Oh, Leslie! Just wow with that guy. At our final performance together, afterwards, backstage, we were still both in costume, and I just took him aside and said the only thing I could say: “Thank you. Thank you for making me a better person.”
Leslie was part of that historic Tony Awards night where the top four acting awards for musicals went to black actors — three of whom were Hamilton wins. So much has been said about what Hamilton means for race and for women and for all these sidelined cultures, this otherness. But I’m curious: Have you ever felt revolutionary in this show not just as a Latino man, but also as a gay man?
The amazing power of this show is that it’s not just a history lesson; it’s a lesson in empathy.
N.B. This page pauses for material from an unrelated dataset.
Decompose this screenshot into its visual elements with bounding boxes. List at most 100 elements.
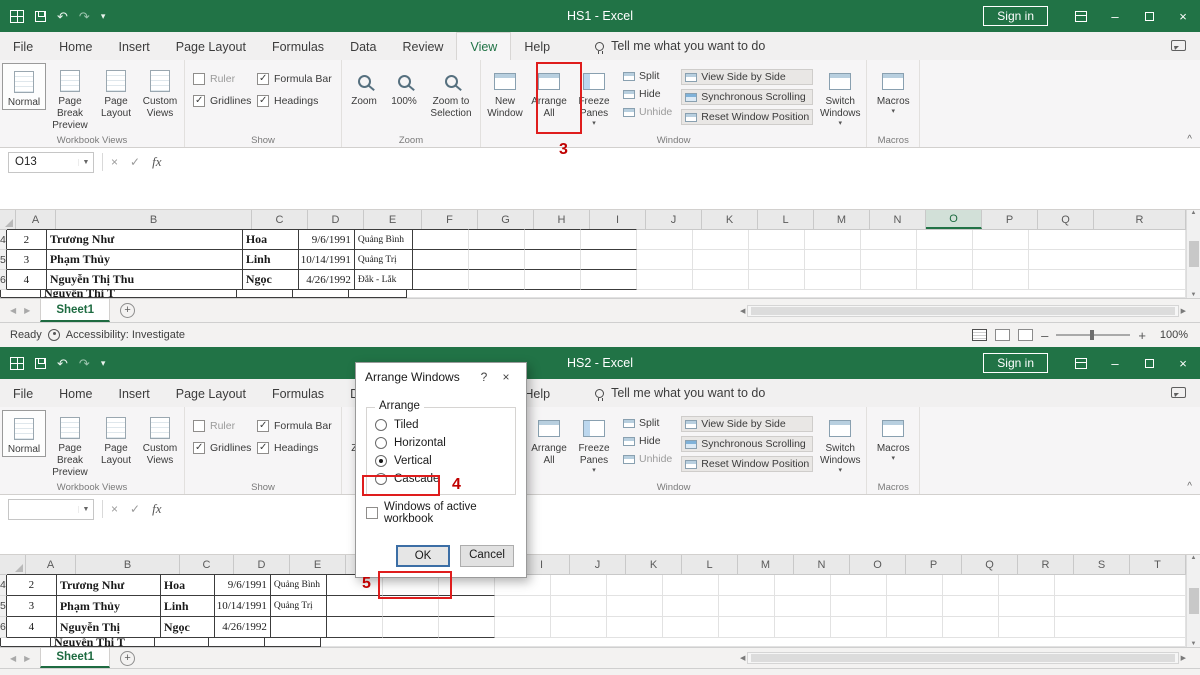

It’s a lesson in sharing experience. Whether the opportunities that present themselves for me are about sharing my ethnicity, sharing my sexuality, or sharing my health issues, it’s been a humbling reminder that there is so much more that we can share about ourselves, and there is such power in that moment of connection. I’m immensely proud of the hope and encouragement I can offer audiences or fans merely by my existence. I am proof that it’s not impossible.